Still, it was £45, portable (so boat-compatible) and I didn’t know if I’d still be playing guitar 6 months after buying it. £45 was an acceptable degree of risk.
Fast-forward to having had seven months of lessons and I’ve pretty much outgrown it. There’s a world of difference in enjoyment between playing on my teacher’s 15W Marshall mini-stack and playing on my Fly 3.
It’s a tone thing.
I can’t justify having a stack on board my boat, and a chunky 200W valve amp (be still my aching heart…) isn’t marina-friendly, but it turns out that if I just spend a bit more on a better quality practice amp I can replicate a similar tone and hopefully get the same kind of experience but still in a portable amp with a boat-friendly size and low power needs.
We’ll see if I pull the trigger this week, but I might be spending £229 on a Positive Grid Spark Mini. My guitar teacher uses the bigger Spark, and his tones sound pretty close to the student Marshall mini-stacks, sometimes even better. I also like that there are auto-chord features and that you can record backing loops to play along to, or stream backing tracks to it via Bluetooth from a phone or this iPad.
FI Guilt
I feel like this is a future buzzword-in-the-making.
You know what? If you’re on a forum or writing your own blog or whatever, feel free to steal this term: FI Guilt.
FI Guilt
When you can afford to spend money but feel like your investment portfolio is judging you for it.
I play guitar easily five times per week and I have an hour long lesson every Wednesday that I even book into my work calendar as an appointment. It’s only holidays, sicknesses or one-off events that get in the way of this line of effort.
Even archery gets told to do one if it clashes with my guitar lesson.
I think about my guitar quite a lot. Even when I don’t want to practice, I put in a cheeky 20-30 minutes. I’ve been known to practice late at night and generally upset my partner by coming to bed late.
And yet the FI Guilt of upgrading my amplifier, using cash from my guilt-free spending pot, is very real.
It’s possible that by building good FIRE habits I may have put myself in a position where I’ve learned bad psychological behaviours. Still, I’d rather be in a position of spending intentionally but having to doubly-justify my spending to myself than recklessly spending like I used to in my 20s.
Non-FIRE goals
My guitar rock god quest (AKA learning to play)

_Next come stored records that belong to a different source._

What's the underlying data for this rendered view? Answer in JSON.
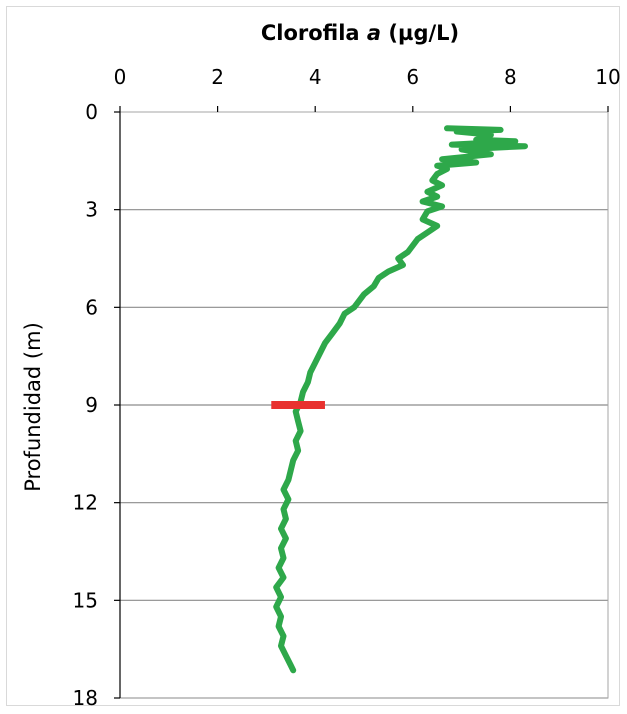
{
  "chart_data": {
    "type": "line",
    "title": "Clorofila a (µg/L)",
    "title_parts": {
      "before": "Clorofila ",
      "italic": "a",
      "after": " (µg/L)"
    },
    "xlabel": "Clorofila a (µg/L)",
    "ylabel": "Profundidad (m)",
    "x_axis_position": "top",
    "y_axis_inverted": true,
    "xlim": [
      0,
      10
    ],
    "ylim": [
      0,
      18
    ],
    "x_ticks": [
      "0",
      "2",
      "4",
      "6",
      "8",
      "10"
    ],
    "y_ticks": [
      "0",
      "3",
      "6",
      "9",
      "12",
      "15",
      "18"
    ],
    "grid": {
      "horizontal": true,
      "vertical": false
    },
    "series": [
      {
        "color": "#2ea84a",
        "points": [
          [
            6.7,
            0.5
          ],
          [
            7.8,
            0.55
          ],
          [
            6.9,
            0.6
          ],
          [
            7.6,
            0.7
          ],
          [
            7.3,
            0.85
          ],
          [
            8.1,
            0.9
          ],
          [
            6.8,
            1.0
          ],
          [
            8.3,
            1.05
          ],
          [
            7.0,
            1.15
          ],
          [
            7.6,
            1.3
          ],
          [
            6.6,
            1.45
          ],
          [
            7.3,
            1.55
          ],
          [
            6.5,
            1.65
          ],
          [
            6.7,
            1.75
          ],
          [
            6.5,
            1.9
          ],
          [
            6.4,
            2.1
          ],
          [
            6.6,
            2.25
          ],
          [
            6.3,
            2.45
          ],
          [
            6.5,
            2.6
          ],
          [
            6.2,
            2.75
          ],
          [
            6.6,
            2.9
          ],
          [
            6.3,
            3.05
          ],
          [
            6.2,
            3.3
          ],
          [
            6.5,
            3.5
          ],
          [
            6.3,
            3.7
          ],
          [
            6.1,
            3.9
          ],
          [
            6.0,
            4.1
          ],
          [
            5.9,
            4.3
          ],
          [
            5.7,
            4.5
          ],
          [
            5.8,
            4.7
          ],
          [
            5.5,
            4.9
          ],
          [
            5.3,
            5.1
          ],
          [
            5.2,
            5.35
          ],
          [
            5.0,
            5.6
          ],
          [
            4.9,
            5.8
          ],
          [
            4.8,
            6.0
          ],
          [
            4.6,
            6.2
          ],
          [
            4.5,
            6.5
          ],
          [
            4.35,
            6.8
          ],
          [
            4.2,
            7.1
          ],
          [
            4.1,
            7.4
          ],
          [
            4.0,
            7.7
          ],
          [
            3.9,
            8.0
          ],
          [
            3.85,
            8.3
          ],
          [
            3.75,
            8.6
          ],
          [
            3.7,
            8.9
          ],
          [
            3.6,
            9.2
          ],
          [
            3.65,
            9.5
          ],
          [
            3.7,
            9.8
          ],
          [
            3.6,
            10.1
          ],
          [
            3.65,
            10.4
          ],
          [
            3.55,
            10.7
          ],
          [
            3.5,
            11.0
          ],
          [
            3.45,
            11.3
          ],
          [
            3.35,
            11.6
          ],
          [
            3.45,
            11.9
          ],
          [
            3.35,
            12.2
          ],
          [
            3.4,
            12.5
          ],
          [
            3.3,
            12.8
          ],
          [
            3.4,
            13.1
          ],
          [
            3.3,
            13.4
          ],
          [
            3.35,
            13.7
          ],
          [
            3.25,
            14.0
          ],
          [
            3.35,
            14.3
          ],
          [
            3.2,
            14.6
          ],
          [
            3.3,
            14.9
          ],
          [
            3.2,
            15.2
          ],
          [
            3.3,
            15.5
          ],
          [
            3.25,
            15.8
          ],
          [
            3.35,
            16.1
          ],
          [
            3.3,
            16.4
          ],
          [
            3.4,
            16.7
          ],
          [
            3.5,
            17.0
          ],
          [
            3.55,
            17.15
          ]
        ]
      }
    ],
    "marker": {
      "color": "#e8312f",
      "y": 9,
      "x_start": 3.1,
      "x_end": 4.2
    }
  }
}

It turned out that I smashed out Supersonic in about a week, so this week I’ve been given Don’t Look Back in Anger, again by Oasis. It will probably take a couple of weeks to get to grips with, it’s a harder level, but there’s a decent improvisation section in the grading syllabus version.
Fitness
We were offered the chance to do some indoor rock climbing and bouldering this week as a corporate entertainment event. That was pretty cool, I’m keen to get exercise squeezed into work time.

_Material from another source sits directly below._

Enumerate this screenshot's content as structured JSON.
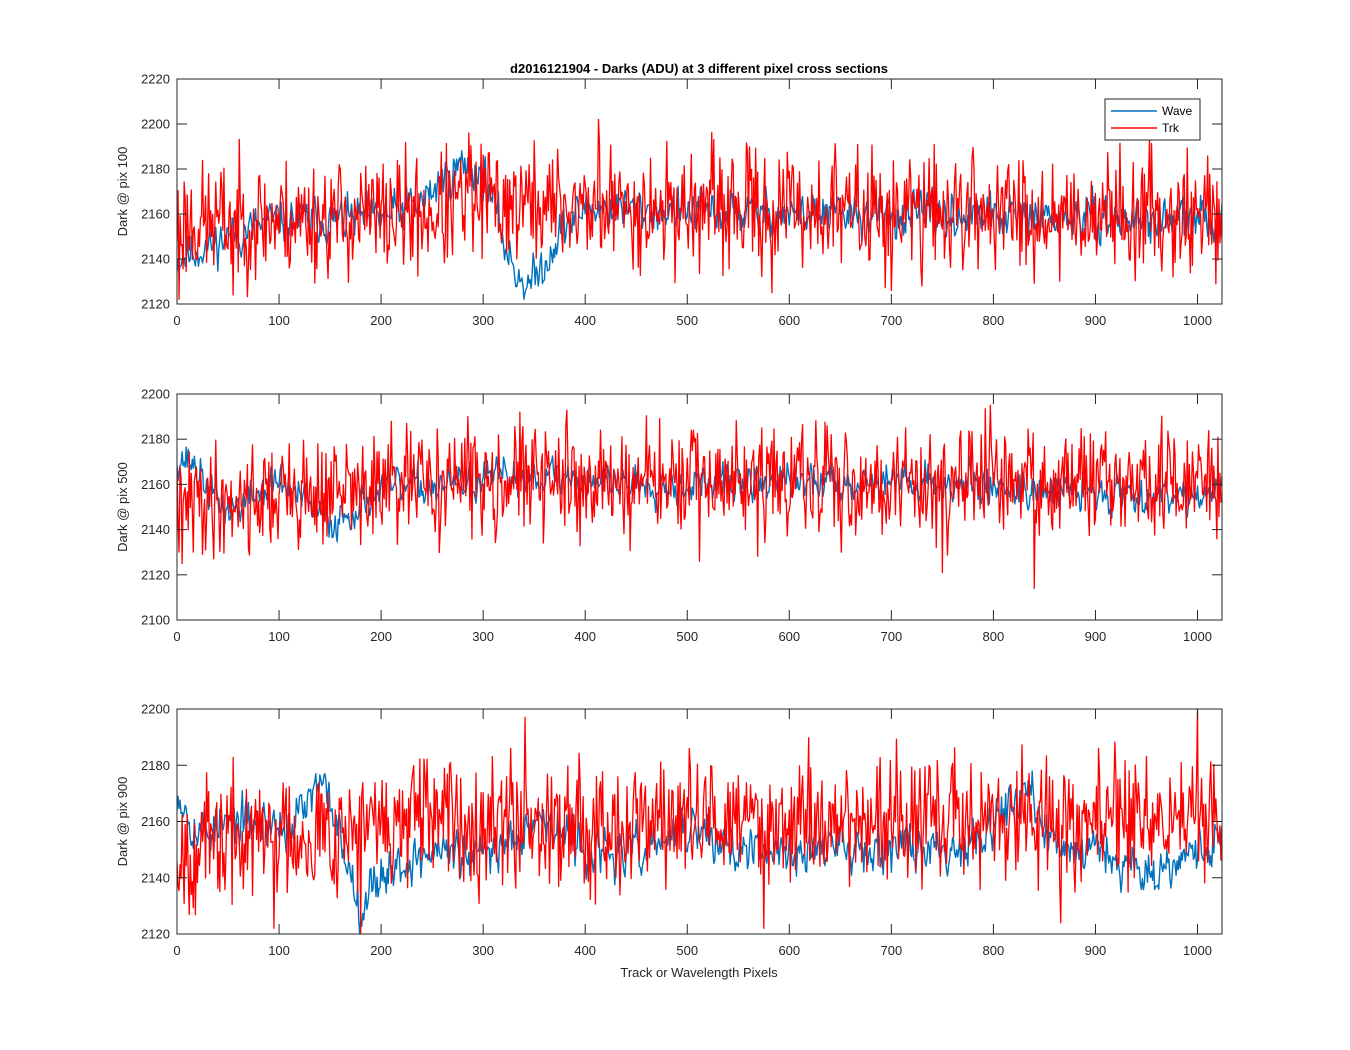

I had a bit of an ego-stroking moment when I realised that even in the wrong side of my 30s I’m still keeping up with and generally outpacing colleagues in their mid-20s.

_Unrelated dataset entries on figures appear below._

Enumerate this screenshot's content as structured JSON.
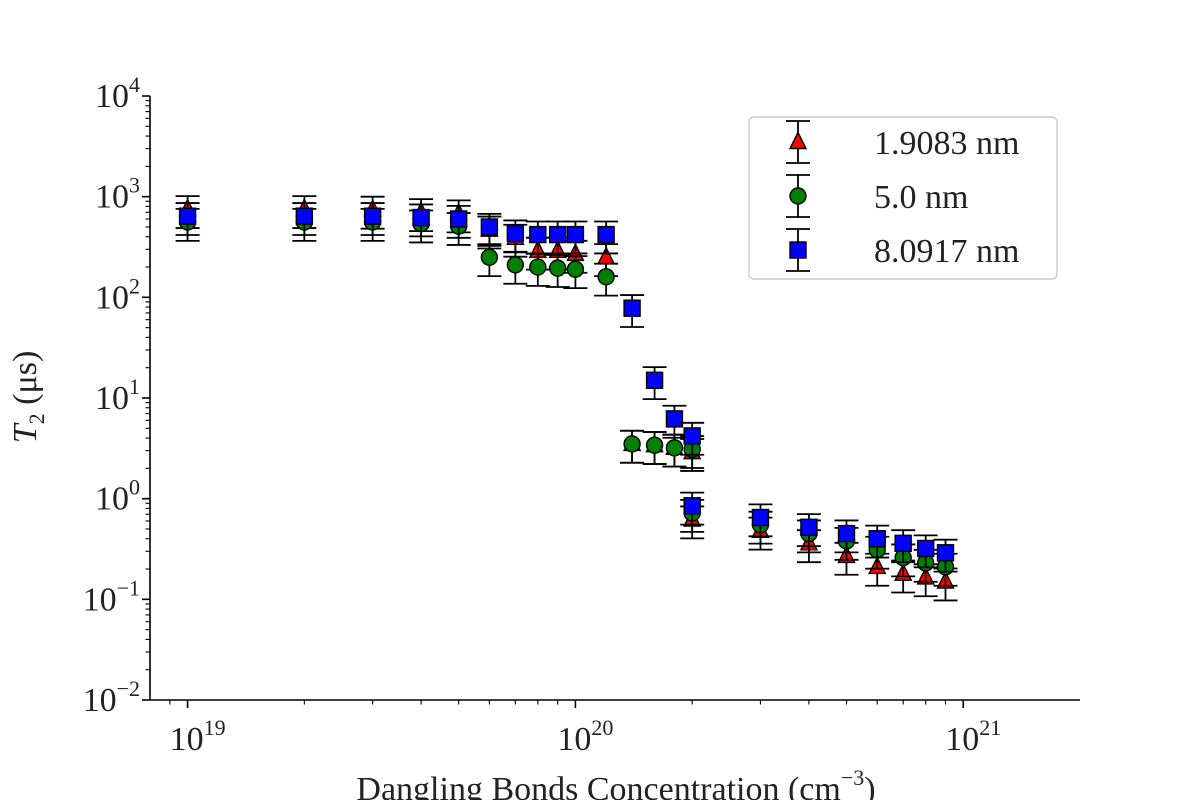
{
  "chart_data": {
    "type": "scatter",
    "xlabel": "Dangling Bonds Concentration (cm",
    "xlabel_unit_exponent": "−3",
    "xlabel_close": ")",
    "ylabel_symbol": "T",
    "ylabel_sub": "2",
    "ylabel_unit": "(μs)",
    "xscale": "log",
    "yscale": "log",
    "xlim": [
      8e+18,
      2e+21
    ],
    "ylim": [
      0.01,
      10000
    ],
    "x_ticks": [
      {
        "base": "10",
        "exp": "19",
        "value": 1e+19
      },
      {
        "base": "10",
        "exp": "20",
        "value": 1e+20
      },
      {
        "base": "10",
        "exp": "21",
        "value": 1e+21
      }
    ],
    "y_ticks": [
      {
        "base": "10",
        "exp": "−2",
        "value": 0.01
      },
      {
        "base": "10",
        "exp": "−1",
        "value": 0.1
      },
      {
        "base": "10",
        "exp": "0",
        "value": 1
      },
      {
        "base": "10",
        "exp": "1",
        "value": 10
      },
      {
        "base": "10",
        "exp": "2",
        "value": 100
      },
      {
        "base": "10",
        "exp": "3",
        "value": 1000
      },
      {
        "base": "10",
        "exp": "4",
        "value": 10000
      }
    ],
    "grid": false,
    "legend_placement": "top-right",
    "error_fraction": 0.35,
    "x": [
      1e+19,
      2e+19,
      3e+19,
      4e+19,
      5e+19,
      6e+19,
      7e+19,
      8e+19,
      9e+19,
      1e+20,
      1.2e+20,
      1.4e+20,
      1.6e+20,
      1.8e+20,
      2e+20,
      2e+20,
      3e+20,
      4e+20,
      5e+20,
      6e+20,
      7e+20,
      8e+20,
      9e+20
    ],
    "series": [
      {
        "name": "1.9083 nm",
        "marker": "triangle",
        "color": "#ff0000",
        "values": [
          750,
          750,
          740,
          700,
          680,
          470,
          390,
          290,
          290,
          270,
          250,
          3.5,
          3.4,
          3.2,
          2.9,
          0.62,
          0.48,
          0.36,
          0.27,
          0.21,
          0.18,
          0.165,
          0.15
        ]
      },
      {
        "name": "5.0 nm",
        "marker": "circle",
        "color": "#008000",
        "values": [
          560,
          560,
          560,
          540,
          510,
          250,
          210,
          200,
          195,
          190,
          160,
          3.5,
          3.4,
          3.2,
          3.1,
          0.72,
          0.55,
          0.45,
          0.38,
          0.31,
          0.26,
          0.23,
          0.21
        ]
      },
      {
        "name": "8.0917 nm",
        "marker": "square",
        "color": "#0000ff",
        "values": [
          640,
          640,
          640,
          620,
          600,
          500,
          430,
          420,
          420,
          420,
          420,
          78,
          15,
          6.2,
          4.2,
          0.85,
          0.65,
          0.52,
          0.45,
          0.4,
          0.36,
          0.32,
          0.29
        ]
      }
    ]
  }
}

This momentary ego boost was slapped back into reality when I realised that it’s because I’ve only had a serious desk job for about three years or so and these guys/ girls/ others have been stuck behind a desk since age 21. Of course they’re not going to be the fittest athletes on any pitch. Desk Life is horrendous for the body.
Final thoughts
I’ve basically spent this week obsessing about my guitar hobby. That’s OK.
I’ve written before about the importance of having hobbies for FIRE. It’s an unlikely connection: hobbies are, financially speaking, an absolute liability. Given that a penny saved is worth more than a penny earned, it makes sense to keep discretionary spending to a minimum.
However, you know what I haven’t done? Become concerned about this stock market and bond market downturn. It hasn’t phased me, because I have other things that are more enjoyable to think about.
I believe that it’s absolutely vital to have sound money management principles. For FIRE, you really do need an investment plan. Ideally though, it should be automated – and you should find something much more enjoyable to spend your time on while this builds itself up.
Because isn’t having control of your time the whole advantage of FIRE?
My financial independence campaign continues!